The Office of the Economic Commission for Latin America and the Caribbean (ECLAC) in Montevideo, Uruguay held an Introductory Course on the EQuIP Methodology for the Analysis of Global Value Chains on Wednesday, December 2, with the participation of national and international consultants from ECLAC and the United Nations Industrial Development Organization (UNIDO).
At the event, the Office presented an analysis of Uruguay’s position in Value Chains utilizing the Global Input-Output Tables launched by ECLAC’s International Trade Division, along with an analysis applying the new Economic Use classification established by the United Nations Conference on Trade and Development (UNCTAD) to original information on trade policy.

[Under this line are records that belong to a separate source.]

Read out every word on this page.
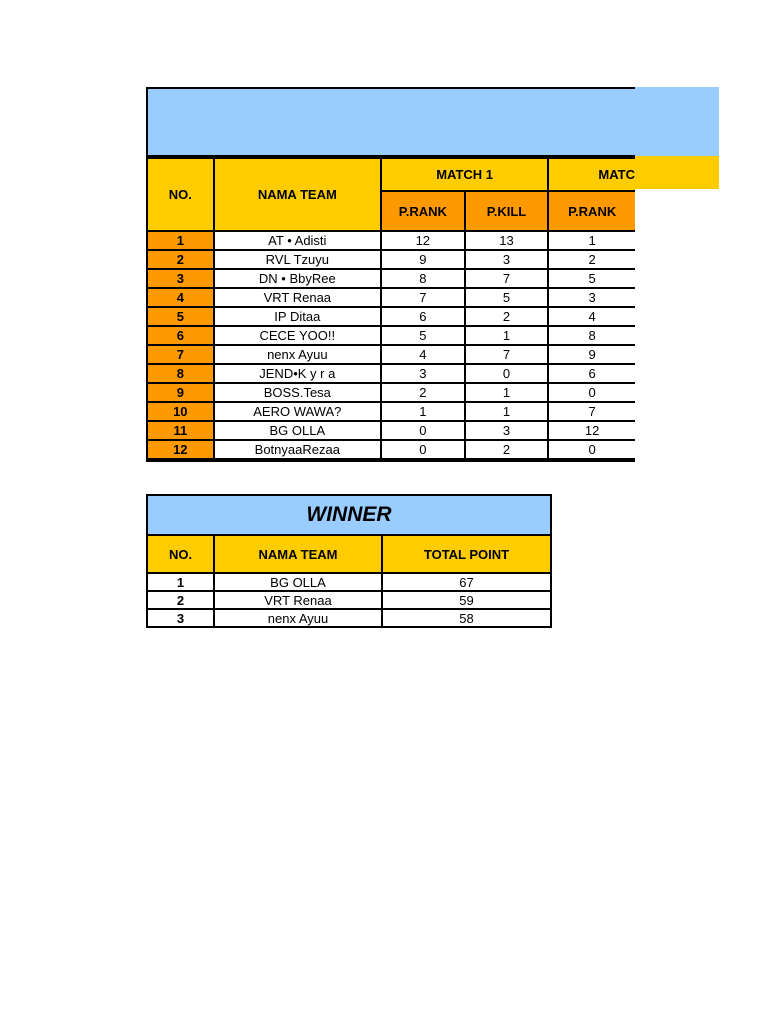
NO.	NAMA TEAM	MATCH 1		MATC
		P.RANK	P.KILL	P.RANK
1	AT • Adisti	12	13	1
2	RVL Tzuyu	9	3	2
3	DN • BbyRee	8	7	5
4	VRT Renaa	7	5	3
5	IP Ditaa	6	2	4
6	CECE YOO!!	5	1	8
7	nenx Ayuu	4	7	9
8	JEND•K y r a	3	0	6
9	BOSS.Tesa	2	1	0
10	AERO WAWA?	1	1	7
11	BG OLLA	0	3	12
12	BotnyaaRezaa	0	2	0
WINNER		
NO.	NAMA TEAM	TOTAL POINT
1	BG OLLA	67
2	VRT Renaa	59
3	nenx Ayuu	58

As a result, it can be seen that Uruguay’s participation is biased towards backward linkages in the region, but that over time it has achieved more participation in primary products that have forward linkages, while losing relevance as the final stage along chains. The goods most associated with participation in chains – intermediate industrial goods with a specific use – are inserted in global markets with low MFN tariffs or in highly protected regional markets, such as the Southern Common Market (MERCOSUR), and through rules of origin that are not particularly strict.
In addition, tax exemptions have been the preferred taxation policy for these types of goods, while direct support measures have not been able to maintain or attract the segments closest to final demand. This study offers preliminary evidence that the preferred policies vary a great deal depending on the type of participation in chains that is being targeted for stimulation.
In the framework of a joint project between ECLAC, the Office of the United Nations Resident Coordinator, and UNIDO, a deeper analysis will be carried out of Value Chains in three sectors with potential for upgrading in the chain: the biopharma sector, the forestry-timber sector and the chemical sector.